Know What You Want In A Girlfriend Before You Start Looking

When you don’t know what you want in a girlfriend it becomes very easy to settle into a relationship with a girl that you know deep down isn’t what you really want. When you first date a girl that doesn’t quite fit the requirements that are important to you, it can be very tempting to think that you can just change her into being your dream girl. This is not a good idea. Let me explain.

 

For me personally, when I’m screening for a girlfriend, one of the things that I look for are girls that like to work out and take pride in their appearance. This is very important to me over the long term. A girl with these attributes is far more likely to stay sexy even in old age should we last that long. It’s not enough for a young girl just to be hot and in shape, I want to know that she’ll work hard to stay hot as she gets older. If she already has exercise habits when she is young, it’s unlikely that she’ll let herself go if we have kids in the future.

 

I remember being in relationships in the past where the girl was young and in shape, but she hated working out, thought it was a waste of time, and preferred to make money instead. It’s not that she was lazy, she just didn’t feel a strong desire to work out, so working out never became a habit. This belief was always a major thorn in my side. Every time I’d hit the gym, I’d see hot chicks at the gym working out with their boyfriends, maximizing their health and hotness. It made my blood boil.

 

Problems arise when you think you can just motivate, manipulate, or force your girlfriend to acquire the attributes that are important to you. Sure, you can change her temporarily, but if she is not internally motivated to like working out, the changes will not last and you’ll have to deal with plenty of drama for your trouble.

 

It’s not fair to your girl if you just settled into a relationship with the hopes of transforming her into what you really want. I guarantee there will be plenty of drama involved as you go about this “transformation” which she doesn’t deserve. Save yourself and your girl all the hassle and find a girl that already has the qualities that you want – it’s better for the both of you.

 

Just imagine how it would feel if the roles were reversed. Imagine you are a starving musician and your girlfriend of course has dreams of getting married and starting a family. She may start off not caring about how little money you make, but eventually she’s going to start trying to transform you into someone that can provide for a family. You of course love the musician life and have no desire to go back to school to become an accountant or something, but here is your girl trying to convince you to give up on your dreams and get a “real job”. It’s impossible for both of you to be happy now. Either you give up your dreams and become a corporate stooge all the while resenting your girlfriend, or you carry on trying to make it big in music industry while she resents you for not living up to standard that she set for you.

 

Your dream girl as to be your dream girl from the start. You can’t transform a girl into your dream girl. Trying to do so will just lead to frustration and drama for the both of you. If you meet a girl that doesn’t meet your checklist, keep it casual and don’t date her. Most guys are pretty good at avoiding settling into relationships if they know what they want and keep things casual. Problems arise when you hook up with a girl that you’re not really crazy about, but as you date and spend more time with each other, you start to develop serious feelings and downplay her flaws until you eventually settle into a relationship with a girl that isn’t the right fit for you.

 

YOUR CHECKLIST

Every guy’s checklist for what’s important in a long term girlfriend is going to be different. Just remember not to get too carried away with your list like some of those chicks online looking for their non-existent Unicorn Man. Understand that the longer your list, the more girls you will be screening out, so choose wisely.

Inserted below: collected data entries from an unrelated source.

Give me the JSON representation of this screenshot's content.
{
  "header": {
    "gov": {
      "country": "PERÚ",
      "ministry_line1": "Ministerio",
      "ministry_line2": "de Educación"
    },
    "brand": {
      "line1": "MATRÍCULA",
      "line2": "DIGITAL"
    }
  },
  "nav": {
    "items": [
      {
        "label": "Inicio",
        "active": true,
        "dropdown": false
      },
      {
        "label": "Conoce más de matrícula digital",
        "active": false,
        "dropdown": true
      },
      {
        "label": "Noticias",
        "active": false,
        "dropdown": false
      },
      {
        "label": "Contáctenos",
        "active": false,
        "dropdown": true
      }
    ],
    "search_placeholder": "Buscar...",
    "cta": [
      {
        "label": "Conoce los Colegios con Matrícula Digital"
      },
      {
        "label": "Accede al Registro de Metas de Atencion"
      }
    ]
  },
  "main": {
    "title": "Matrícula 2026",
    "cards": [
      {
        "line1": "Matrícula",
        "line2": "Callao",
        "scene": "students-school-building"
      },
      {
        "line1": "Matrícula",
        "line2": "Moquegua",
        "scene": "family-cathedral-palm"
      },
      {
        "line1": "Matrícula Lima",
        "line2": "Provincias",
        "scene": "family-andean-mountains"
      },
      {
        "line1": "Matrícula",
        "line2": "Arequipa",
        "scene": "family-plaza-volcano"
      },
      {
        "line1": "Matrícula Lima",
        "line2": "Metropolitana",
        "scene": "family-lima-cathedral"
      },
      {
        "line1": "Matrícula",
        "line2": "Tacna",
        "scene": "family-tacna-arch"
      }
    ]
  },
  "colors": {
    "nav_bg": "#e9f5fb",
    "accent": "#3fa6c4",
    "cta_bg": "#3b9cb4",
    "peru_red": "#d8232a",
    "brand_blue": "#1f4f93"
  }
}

Here’s what mine looks like:

  • Young

  • Works out consistently

  • Likes to dress up

  • Knows how to do make up

  • Likes to look her best

  • Feminine

  • Consistently happy and positive

Looking at that list makes me sound like the most shallow guy on Earth, but that’s what is most important to me for a long term girlfriend or potential wife. All the personality stuff is also important, but girls with major personality flaws are easy to screen out. It’s very rare that I will screen a girl out of relationship contention because of her personality. Personally, I find that I get along with girls with all different types of personalities – as long as she’s happy and positive, we’re good.

 

Don’t date a Fixer-Upper. Trying to “fix” her will only lead to pain and frustration for the both of you. Know what’s important to you in a potential girlfriend and then screen hard until you find her. If a girl doesn’t have the qualities that are important to you, then keep things casual (no dates), so you don’t end up investing in a relationship that you know deep down isn’t what you really want.